Daniel Ospina: ‘Exceeding the Earth system boundaries is entering unknown territory’
The Colombian is one of the authors of a recent study published in ‘Nature’ that warns that we have exceeded seven of the eight variables that they evaluated for maintaining a healthy and just planet
Humans are changing the Earth. And that doesn’t just refer to the widely discussed climate change but also to the various systems that allow us to safely inhabit the planet. Indeed, in 2009 a group of scientists, led by the Stockholm Resilience Center in Sweden, created a sort of checklist to determine what those essential survival limits were and whether we had exceeded their safety thresholds. These elements became known as the nine planetary boundaries. Now, the notion of justice has been added to these limits. Last week the Earth Commission—another group of scientists from different parts of the world—published a similar study in Nature, incorporating the variable of justice into each of these areas, which they refer to as Earth system boundaries. Incidentally, the study found that Earth’s limits have already been surpassed for seven of the eight thresholds evaluated, including justice.
Two Colombians, Daniel Ospina and Juan Rocha, are among the article’s 50 authors. América Futura spoke with the Bogota-born Ospina, 37, to understand whether exceeding these thresholds can be understood in terms of human survival and to get a sense of Latin America’s role in planetary justice.
Question: In practice, what does it mean to exceed the Earth system boundaries?
Answer. Several of these domains have an impact in terms of increased premature mortality rates, chronic diseases, and the loss of livelihoods. In the domain of water, for example, it’s not just that you’re losing the viability of aquatic ecosystems, but that it also impacts agriculture and access to water for human consumption. There are climate problems that are perhaps more dramatic. For example, the number of days that certain regions are exposed to temperature and humidity conditions—according to the measurement known as the “wet-bulb temperature”—in which body temperature cannot be reduced by sweating, and which can even result in death, will continue to increase.
Q. So would you put the problem in terms of the extinction of the human species?
A. I wouldn’t put it in terms of the extinction of the human being, especially when we’re talking about a time scale of the next few decades. For me, exceeding these boundaries is more like entering a completely unknown territory with conditions where we don’t know how the planet will behave, so there is a lot of uncertainty. Moreover, all of this is related to events that have a low probability of occurring for now, but if they do happen, we could reach a “critical tipping point” where the Earth’s systems, instead of helping us, would accelerate the change, and then we’d [have to] begin to contemplate existential risks, not necessarily for the whole species but for increasing proportions of humanity.
Q. Unlike planetary limits, Earth system boundaries talk about justice. What role does justice play in all this?
A. It is one thing to define the limit where the Earth system, or one of its domains, becomes unstable, loses resilience (the safe limit). It is another thing to define a point beyond which there are significant impacts for large segments of the human population. This second limit (the just limit) can even be [reached] well before the safe limit, where the system’s resilience is degraded. I will give an example for the climate domain. We know that we’ll remain below the safe limit if we avoid an increase of 1.5°C above the average global temperature compared to the pre-industrial period… We know that above 1.5°C there is a high risk that the climate will begin to destabilize. But long before we reach that 1.5° [increase], we are already seeing the widespread impact of climate change for large sectors of the human population. So, taking… the criterion that we understand as justice into account, we define the limit for the climate as 1°C.
Q. In other words, the limit has already been exceeded?
A. Yes, along with seven of the eight boundaries we explored.
Q. But one of the boundaries that has not been exceeded is air pollution (particulate matter emissions)?
A. Right, it has not been exceeded on a global scale, but it has been exceeded in some regions and, again, that’s why it’s important to look at it through the lens of justice.
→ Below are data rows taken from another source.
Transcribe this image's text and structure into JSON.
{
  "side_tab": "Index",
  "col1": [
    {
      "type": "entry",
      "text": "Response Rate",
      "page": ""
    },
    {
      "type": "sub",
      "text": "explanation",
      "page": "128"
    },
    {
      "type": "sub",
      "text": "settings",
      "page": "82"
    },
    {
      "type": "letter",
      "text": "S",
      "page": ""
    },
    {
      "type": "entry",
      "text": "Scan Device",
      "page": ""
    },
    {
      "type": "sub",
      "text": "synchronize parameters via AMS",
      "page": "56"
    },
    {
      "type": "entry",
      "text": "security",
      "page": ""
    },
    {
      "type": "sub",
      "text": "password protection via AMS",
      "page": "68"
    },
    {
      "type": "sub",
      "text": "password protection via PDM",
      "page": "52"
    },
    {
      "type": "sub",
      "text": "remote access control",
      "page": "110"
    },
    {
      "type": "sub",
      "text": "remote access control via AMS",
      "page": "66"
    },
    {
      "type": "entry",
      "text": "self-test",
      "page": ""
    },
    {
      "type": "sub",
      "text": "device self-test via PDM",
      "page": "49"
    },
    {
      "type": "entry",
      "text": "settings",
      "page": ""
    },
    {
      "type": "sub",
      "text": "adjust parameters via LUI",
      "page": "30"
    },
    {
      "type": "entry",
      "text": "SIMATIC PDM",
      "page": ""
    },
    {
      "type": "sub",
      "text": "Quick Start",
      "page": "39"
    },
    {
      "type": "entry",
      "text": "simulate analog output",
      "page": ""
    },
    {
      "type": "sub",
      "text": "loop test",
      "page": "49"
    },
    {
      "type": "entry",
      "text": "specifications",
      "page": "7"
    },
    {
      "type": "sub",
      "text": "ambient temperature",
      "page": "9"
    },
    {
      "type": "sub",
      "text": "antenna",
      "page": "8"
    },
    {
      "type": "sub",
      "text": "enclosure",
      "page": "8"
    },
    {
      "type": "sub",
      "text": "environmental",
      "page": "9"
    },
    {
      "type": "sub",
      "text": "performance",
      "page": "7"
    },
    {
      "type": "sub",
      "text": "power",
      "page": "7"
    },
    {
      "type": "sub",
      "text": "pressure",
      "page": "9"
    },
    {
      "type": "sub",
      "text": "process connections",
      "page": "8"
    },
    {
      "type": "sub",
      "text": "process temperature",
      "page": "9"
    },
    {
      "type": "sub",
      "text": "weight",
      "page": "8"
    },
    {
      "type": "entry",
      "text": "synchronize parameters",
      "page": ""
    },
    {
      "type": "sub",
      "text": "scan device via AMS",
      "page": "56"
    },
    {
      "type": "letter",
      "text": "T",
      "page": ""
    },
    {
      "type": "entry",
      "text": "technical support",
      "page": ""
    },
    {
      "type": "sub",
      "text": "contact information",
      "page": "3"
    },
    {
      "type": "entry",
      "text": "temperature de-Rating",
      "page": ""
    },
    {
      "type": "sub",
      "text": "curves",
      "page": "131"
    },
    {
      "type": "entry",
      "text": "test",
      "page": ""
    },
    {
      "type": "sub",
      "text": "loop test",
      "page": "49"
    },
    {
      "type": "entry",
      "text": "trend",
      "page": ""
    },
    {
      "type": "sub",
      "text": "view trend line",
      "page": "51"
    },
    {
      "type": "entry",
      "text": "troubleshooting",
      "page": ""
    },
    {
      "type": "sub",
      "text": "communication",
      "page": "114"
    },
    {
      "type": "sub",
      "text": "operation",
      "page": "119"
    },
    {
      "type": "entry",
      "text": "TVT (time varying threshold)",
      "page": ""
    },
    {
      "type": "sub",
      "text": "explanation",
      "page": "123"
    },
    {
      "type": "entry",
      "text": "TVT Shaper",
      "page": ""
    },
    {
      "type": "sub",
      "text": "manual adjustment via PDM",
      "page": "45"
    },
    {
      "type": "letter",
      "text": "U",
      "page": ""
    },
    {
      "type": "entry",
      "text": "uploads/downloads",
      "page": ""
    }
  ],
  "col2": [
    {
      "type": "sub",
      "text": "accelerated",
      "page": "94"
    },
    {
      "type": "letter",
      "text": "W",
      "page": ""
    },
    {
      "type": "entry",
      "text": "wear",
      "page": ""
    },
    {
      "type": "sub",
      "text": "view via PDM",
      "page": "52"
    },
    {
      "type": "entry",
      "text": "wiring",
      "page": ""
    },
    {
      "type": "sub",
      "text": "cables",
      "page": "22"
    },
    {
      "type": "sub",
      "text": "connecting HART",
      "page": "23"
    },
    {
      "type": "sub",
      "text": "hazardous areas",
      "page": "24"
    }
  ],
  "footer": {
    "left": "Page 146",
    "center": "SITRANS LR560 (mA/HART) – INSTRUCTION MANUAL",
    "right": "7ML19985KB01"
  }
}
In many places in the world—in regions, in cities—the index of particulate matter exceeds what is permitted or recommended by the World Health Organization. This is important to bear in mind because the message cannot be that, because we have not gone past it at a global level, there is no cause for concern, or that there is no need for stronger regulation. In reality, it is an urgent matter that requires attention.
Q. Again, the issue of justice cuts across the entire research project. In this context, where is Latin America positioned? It is not necessarily an emitting region, but various resources have been extracted from there and taken to the global North.
A. Well, it’s not something that this particular research develops. But as the Earth Commission, we have seen very clearly that [the places] where much of the impact of environmental damage is being felt [are] not where the emissions have historically been generated. And there are also other types of global connections. For example, there is a lot of deforestation and intensive agriculture in the region, but that’s also because Latin America produces many things for the world. Global trade has allowed those channels through which a consumption decision in one part of the world causes changes in another part of the world.